Desde Martínez de Hoz, la solución elegida es anclar la inflación al tipo de cambio
Con un IPC con todas las chances para volver a estar encima del 50% anual, el desafío que se presenta a los negociadores con el Fondo Monetario Internacional es cómo restaurar paulatinamente la armonía interna sin desatar efectos asimilables a un Rodrigazo. Sobre todo porque hay tres precios que fueron deliberadamente maniatados durante la pandemia: el tipo de cambio (o la resistencia a blanquear un dólar financiero si es inviable la unificación del mercado), las tarifas de los servicios públicos (en las que el Gobierno cubrió la brecha entre los costos crecientes y las tarifas casi fijas con más gasto) y el precio de los bienes en el radar de los congeladores de precios.
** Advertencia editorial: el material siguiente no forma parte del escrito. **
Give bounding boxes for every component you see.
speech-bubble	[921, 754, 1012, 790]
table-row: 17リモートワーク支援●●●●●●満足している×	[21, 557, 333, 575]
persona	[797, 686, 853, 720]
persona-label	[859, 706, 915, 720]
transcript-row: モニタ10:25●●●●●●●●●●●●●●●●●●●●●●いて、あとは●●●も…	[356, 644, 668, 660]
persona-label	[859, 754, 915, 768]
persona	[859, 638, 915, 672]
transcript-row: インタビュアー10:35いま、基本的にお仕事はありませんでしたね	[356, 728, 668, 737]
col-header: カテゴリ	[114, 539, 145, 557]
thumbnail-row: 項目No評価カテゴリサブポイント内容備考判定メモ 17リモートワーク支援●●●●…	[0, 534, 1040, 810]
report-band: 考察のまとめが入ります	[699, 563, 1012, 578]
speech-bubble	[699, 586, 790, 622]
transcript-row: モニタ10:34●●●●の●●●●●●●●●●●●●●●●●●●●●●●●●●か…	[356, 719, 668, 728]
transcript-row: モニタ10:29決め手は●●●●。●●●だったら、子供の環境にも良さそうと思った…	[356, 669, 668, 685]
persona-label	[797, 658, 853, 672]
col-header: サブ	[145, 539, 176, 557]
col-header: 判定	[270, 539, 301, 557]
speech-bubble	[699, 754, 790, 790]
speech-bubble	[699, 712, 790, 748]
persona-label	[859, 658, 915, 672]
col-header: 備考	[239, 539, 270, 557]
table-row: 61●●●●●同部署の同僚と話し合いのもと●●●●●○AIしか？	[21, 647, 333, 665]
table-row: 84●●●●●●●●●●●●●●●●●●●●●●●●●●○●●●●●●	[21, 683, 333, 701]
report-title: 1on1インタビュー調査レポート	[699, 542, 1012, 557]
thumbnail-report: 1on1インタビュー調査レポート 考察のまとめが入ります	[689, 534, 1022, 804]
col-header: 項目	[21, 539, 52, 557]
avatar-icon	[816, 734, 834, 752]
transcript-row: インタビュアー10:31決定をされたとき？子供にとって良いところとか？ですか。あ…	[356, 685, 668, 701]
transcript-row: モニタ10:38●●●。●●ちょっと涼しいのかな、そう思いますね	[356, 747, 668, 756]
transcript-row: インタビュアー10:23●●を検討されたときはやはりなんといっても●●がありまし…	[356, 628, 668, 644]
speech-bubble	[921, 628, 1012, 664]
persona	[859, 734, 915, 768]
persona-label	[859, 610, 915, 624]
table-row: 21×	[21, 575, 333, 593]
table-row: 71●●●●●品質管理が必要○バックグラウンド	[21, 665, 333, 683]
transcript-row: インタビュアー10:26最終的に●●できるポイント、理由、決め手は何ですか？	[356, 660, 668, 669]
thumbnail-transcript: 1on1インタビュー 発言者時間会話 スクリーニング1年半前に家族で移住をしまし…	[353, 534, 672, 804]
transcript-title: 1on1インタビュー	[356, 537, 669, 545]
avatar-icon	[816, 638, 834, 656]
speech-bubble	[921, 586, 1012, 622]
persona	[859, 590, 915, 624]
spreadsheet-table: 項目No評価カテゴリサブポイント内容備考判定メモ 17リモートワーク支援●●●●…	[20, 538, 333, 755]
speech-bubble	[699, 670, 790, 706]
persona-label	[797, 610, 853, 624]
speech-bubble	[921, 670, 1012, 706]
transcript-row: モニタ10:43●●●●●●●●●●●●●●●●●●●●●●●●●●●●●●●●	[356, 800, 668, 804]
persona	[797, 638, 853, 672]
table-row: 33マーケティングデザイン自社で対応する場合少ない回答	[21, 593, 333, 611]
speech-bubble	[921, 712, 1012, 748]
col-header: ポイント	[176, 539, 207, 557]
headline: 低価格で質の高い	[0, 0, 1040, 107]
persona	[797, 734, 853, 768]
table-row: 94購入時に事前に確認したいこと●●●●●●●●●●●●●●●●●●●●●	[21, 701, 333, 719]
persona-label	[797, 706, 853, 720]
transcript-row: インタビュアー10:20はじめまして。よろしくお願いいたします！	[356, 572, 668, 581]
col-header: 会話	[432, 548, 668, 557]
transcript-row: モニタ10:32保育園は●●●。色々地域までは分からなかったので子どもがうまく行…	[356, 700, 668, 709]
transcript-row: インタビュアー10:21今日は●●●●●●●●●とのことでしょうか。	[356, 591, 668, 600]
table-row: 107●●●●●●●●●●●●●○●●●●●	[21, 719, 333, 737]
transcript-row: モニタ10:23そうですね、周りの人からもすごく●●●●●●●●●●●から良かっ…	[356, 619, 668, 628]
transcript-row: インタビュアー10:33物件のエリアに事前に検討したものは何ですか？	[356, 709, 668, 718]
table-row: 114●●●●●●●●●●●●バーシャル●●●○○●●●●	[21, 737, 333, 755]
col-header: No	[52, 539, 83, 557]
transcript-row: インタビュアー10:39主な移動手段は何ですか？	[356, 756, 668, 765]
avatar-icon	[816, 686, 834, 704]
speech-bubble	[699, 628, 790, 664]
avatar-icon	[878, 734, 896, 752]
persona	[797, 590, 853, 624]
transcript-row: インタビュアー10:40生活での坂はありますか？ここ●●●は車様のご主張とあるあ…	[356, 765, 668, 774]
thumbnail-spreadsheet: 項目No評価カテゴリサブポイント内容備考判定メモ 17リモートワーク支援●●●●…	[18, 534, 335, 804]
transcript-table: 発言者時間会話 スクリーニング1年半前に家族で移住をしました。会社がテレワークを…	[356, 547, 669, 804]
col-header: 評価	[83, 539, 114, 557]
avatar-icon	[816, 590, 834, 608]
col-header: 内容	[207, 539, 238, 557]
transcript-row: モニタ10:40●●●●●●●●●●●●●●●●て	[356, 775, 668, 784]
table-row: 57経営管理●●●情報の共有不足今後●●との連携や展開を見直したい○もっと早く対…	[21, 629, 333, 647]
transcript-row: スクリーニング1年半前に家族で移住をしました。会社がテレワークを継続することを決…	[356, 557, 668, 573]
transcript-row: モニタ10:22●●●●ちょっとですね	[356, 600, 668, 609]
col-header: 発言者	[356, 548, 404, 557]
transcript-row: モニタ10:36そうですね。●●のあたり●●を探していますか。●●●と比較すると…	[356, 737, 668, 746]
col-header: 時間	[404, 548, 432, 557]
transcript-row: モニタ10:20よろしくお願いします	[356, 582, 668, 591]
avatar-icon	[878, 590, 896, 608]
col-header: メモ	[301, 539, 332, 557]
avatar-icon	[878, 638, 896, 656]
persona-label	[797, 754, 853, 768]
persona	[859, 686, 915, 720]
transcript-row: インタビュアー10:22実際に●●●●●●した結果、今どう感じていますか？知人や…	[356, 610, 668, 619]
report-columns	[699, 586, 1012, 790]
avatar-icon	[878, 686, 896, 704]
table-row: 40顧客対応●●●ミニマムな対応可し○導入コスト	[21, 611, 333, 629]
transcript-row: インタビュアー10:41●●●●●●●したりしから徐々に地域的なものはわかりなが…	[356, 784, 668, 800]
Cualquier cambio que se pida para desatar esos nudos implicará más inflación en el corto plazo. O lo que es igual, muestra que el actual nivel, ya de por sí en el podio de las economías más inflacionarias del mundo, es engañoso.
Hay una máxima en la estrategia corporativa que dice que no se puede controlar lo que no se mide. Llama la atención que no haya mediciones unívocas del talón de Aquiles de este programa económico que ni siquiera se autopercibe como tal: solo se informa con mucho retraso el nivel de las reservas brutas y nada de las que, al fin y al cabo, cuentan, que son las de libre disponibilidad. Ocurre que, cuando se llega al fondo de la caja, empieza a reinar el principio de la escasez: generar más dólares sin endeudarse solamente es posible esperando que las exportaciones arrimen billetes, restringir más aún las importaciones o insuflar confianza para que los argentinos se decidan a sacar lo que guardaron en sus colchones de todo tipo. La retórica, en esto, solo acompaña.
En un sistema democrático en el que la transparencia es un elemento esencial de la gobernabilidad y una exigencia de la ciudadanía, el Gobierno se esfuerza por decir que, también en el respaldo de dólares que dispone para hacer “sostenible” la política económica, está todo bajo control, aunque luego tome medidas que no se condicen con esta presunción. Como se comprobó con la etapa de oscuridad en los años del “dibujo patriótico” del intervenido Indec, sin un certero análisis de situación a disposición de los interesados, cualquier decisión estará envuelta en un manto de dudas. Gobernar es informar (bien).